T.C. İstanbul Anadolu 2. ASLİYE TİCARET MAHKEMESİ
ESAS NO : 2015/528 Esas
KARAR NO : 2019/705
DAVA : Alacak (Eser Sözleşmesinden Kaynaklanan)
DAVA TARİHİ : 22/05/2015
KARAR TARİHİ : 27/06/2019
Mahkememizde görülmekte olan Alacak (Ticari Nitelikteki Hizmet Sözleşmesinden Kaynaklanan) davasının yapılan açık yargılaması sonunda,
GEREĞİ DÜŞÜNÜLDÜ:
Davacı vekili dava dilekçesinde özetle; müvekkili ile davalı arasında——- tarihli 2 adet asansör ve asansör montajı sözleşmesi akdedildiğini, bu sözleşmede belirtilen bütün yükümlülüklerin müvekkili şirket tarafından yerine getirildiğini ve bedellerinin ödendiğini, davalı tarafından yapılan asansörlerden birinin taşıyıcı kablosunun koptuğunu, servis tarafından hayati tehlike arz ettiğinden asansörün kilit altına alındığını, bu durumun davalı tarafa iletilmiş olmasına rağmen herhangi bir dönüş yapılmadığını ve asansör halatının müvekkil tarafından yaptırılmak zorunda kalındığını ve tamir faturası alındığını, bunun üzerine davalı tarafa——– Noter kanalıyla ihtarname gönderilerek eksikliklerin giderilmesini talep edildiğini, ihtarnamenin——tarihinde tebliğ olunmasına rağmen eksiklerin giderilmediğini, bunu üzerine ——— Odası’na tespit yaptırılması ile asansörlerin ——— standartlarına göre sözleşmeye asansör yönetmeliğine aykırı bir şekilde yapıldığının anlaşıldığını, asansörlere hiçbir aksamının yönetmeliğe uygun olmadığı gerekçesiyle kırmızı etiket takıldığını, asansörlerin hayati tehlike arz ettiğini, bütün bu nedenlerle fazlaya ilişkin dava hakları saklı kalmak kaydıyla yapılacak inceleme sonucunda ileride arttırılmak üzere eksik ve hatalı işlerin bedeli olarak şimdilik ——-TL nin davalıdan ——tarihinden itibaren işleyecek avans faiziyle tahsilini, yargılama giderleri ve vekalet ücretinin davalı tarafa bırakılmasını talep ve dava etmiştir.

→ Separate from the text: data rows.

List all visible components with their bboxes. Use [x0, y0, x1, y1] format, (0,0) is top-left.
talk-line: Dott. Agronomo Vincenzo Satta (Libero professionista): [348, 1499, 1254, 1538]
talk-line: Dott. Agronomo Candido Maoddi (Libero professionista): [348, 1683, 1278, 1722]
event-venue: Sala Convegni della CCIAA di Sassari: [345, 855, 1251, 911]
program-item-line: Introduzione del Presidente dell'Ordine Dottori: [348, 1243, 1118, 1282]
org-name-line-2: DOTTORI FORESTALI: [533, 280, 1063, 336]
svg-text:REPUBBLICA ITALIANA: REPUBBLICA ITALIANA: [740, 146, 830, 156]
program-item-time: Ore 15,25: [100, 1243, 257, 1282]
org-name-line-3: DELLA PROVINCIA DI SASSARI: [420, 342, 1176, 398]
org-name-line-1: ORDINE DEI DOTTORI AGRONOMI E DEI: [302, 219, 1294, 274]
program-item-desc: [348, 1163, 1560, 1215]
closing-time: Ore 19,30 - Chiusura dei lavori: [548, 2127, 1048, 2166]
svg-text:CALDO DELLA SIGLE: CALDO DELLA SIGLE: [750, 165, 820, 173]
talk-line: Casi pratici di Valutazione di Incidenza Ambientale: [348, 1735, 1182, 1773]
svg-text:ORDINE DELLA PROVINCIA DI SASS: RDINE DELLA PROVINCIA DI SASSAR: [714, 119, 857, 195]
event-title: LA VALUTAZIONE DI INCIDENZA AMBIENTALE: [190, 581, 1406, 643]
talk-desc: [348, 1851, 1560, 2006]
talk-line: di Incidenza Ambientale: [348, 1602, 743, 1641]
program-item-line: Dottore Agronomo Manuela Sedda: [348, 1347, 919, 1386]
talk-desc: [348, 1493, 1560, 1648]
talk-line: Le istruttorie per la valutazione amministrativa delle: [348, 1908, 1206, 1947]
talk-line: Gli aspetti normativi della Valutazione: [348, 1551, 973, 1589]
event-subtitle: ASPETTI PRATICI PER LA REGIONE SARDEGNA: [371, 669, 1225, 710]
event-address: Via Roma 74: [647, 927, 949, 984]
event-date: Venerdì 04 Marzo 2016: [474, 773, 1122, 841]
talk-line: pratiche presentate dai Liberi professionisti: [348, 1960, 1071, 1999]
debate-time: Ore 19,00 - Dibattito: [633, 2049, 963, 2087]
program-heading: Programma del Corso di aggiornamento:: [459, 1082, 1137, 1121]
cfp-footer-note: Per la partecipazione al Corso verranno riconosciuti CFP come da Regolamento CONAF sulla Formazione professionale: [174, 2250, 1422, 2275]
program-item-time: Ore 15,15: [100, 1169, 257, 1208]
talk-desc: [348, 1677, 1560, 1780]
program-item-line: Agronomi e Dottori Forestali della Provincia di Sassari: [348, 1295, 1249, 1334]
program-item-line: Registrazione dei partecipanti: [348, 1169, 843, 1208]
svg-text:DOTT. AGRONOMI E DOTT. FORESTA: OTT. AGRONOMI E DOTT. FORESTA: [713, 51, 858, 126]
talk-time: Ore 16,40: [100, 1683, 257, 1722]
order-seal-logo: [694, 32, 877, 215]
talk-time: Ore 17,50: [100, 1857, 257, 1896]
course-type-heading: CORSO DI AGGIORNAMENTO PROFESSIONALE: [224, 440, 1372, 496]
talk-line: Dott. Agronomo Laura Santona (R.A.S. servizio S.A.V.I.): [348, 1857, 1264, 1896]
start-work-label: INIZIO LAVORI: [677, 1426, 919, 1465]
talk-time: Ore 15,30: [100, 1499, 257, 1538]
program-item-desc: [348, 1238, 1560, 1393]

Davalı vekili cevap dilekçesinde özetle; müvekkili şirketin davacı şirket ile ——– tarihde imzaladığını, sözleşme gereği davacı şirketin yaptığı inşaata 16 duraklı 5 kişilik ve 400 kg taşıma kapasiteli 2 adet asansörü sözleşmede kararlaştırılan şartlar çerçevesinde yapıp montajını tamamlayarak davacı şirkete teslim ettiklerini, müvekkili şirketin montajı tamamlayıp davacıya teslim ettiği asansörleri —–tarihinde ——— başvurarak bu asansörlerin tescil işlemlerini yaptırdığını, bu başvuru ve tescil sonrasında ——– davacı şirketin inşaatına gelen yetkililerin söz konusu asansöreri kontrol edip uygunluk belgesi verdiklerini, asansörlerin sözleşmede belirtildiği gibi ——— asansör yönetmeliğine uygun standartta imal ve montaj edildiğini, davacı şirkete bu halde ve çalışır durumda teslim edildiğini, dava konusu bu asansörler ile yukarı katlara aşırı ağırlıkta inşaat malzemesi taşındığını, asansörleri inşaat bitene kadar yük asansörü olarak kullandıklarını, ayrıca inşaat malzemelerinin taşınması sırasında binanın üst katlarında meydana gelen su patlaması sebebiyle asansörlerin elektronik ve mekanik aksamlarının ağır hasar gördüğünü, davacı şirketin onay vermesi üzerine asansörlerdeki hasarların giderildiğini ve tekrar çalışır duruma getirildiğini, sözleşme gereği binaya montaj edilen asansörlerin periyodik bakımlarının garanti süresi içerisinde müvekkili şirket tarafından yapılması şart koşulmuş olmasına rağmen, davacı şirketin sadece 4 ay gibi kısa bir süre bakımları müvekkili şirkete yaptırdığını, daha sonra başka firmaya yaptırdığını, bu sözleşmeye göre bu durumun müvekkili şirketin sorumluluğunu ortadan kaldıran önemli bir sebep olduğunu, kabul anlamına gelmemek üzere davacı şirketin iddia ve talep ettiği eksik ve hatalı işlerin bedelinin çok fahiş olduğunu, koptuğu iddia edilen asansör halatının bedelinin çok düşük bir miktar olduğunu, ayrıca davacının dava açma süresini çok fazla aştığını bu nedenle de davanın reddedilmesi gerektiğini, sözleşmeye uygun bir şekilde imal edilip montaj edilen asansörlerin davacı şirketten kaynaklanan kusur ve sebepleriyle hasar görmesinden müvekkili şirketin sorumlu tutlamayacağını, bu nedenle haksız ve hukuki dayanaktan yoksun davacının taleplerinin reddini talep etmiştir.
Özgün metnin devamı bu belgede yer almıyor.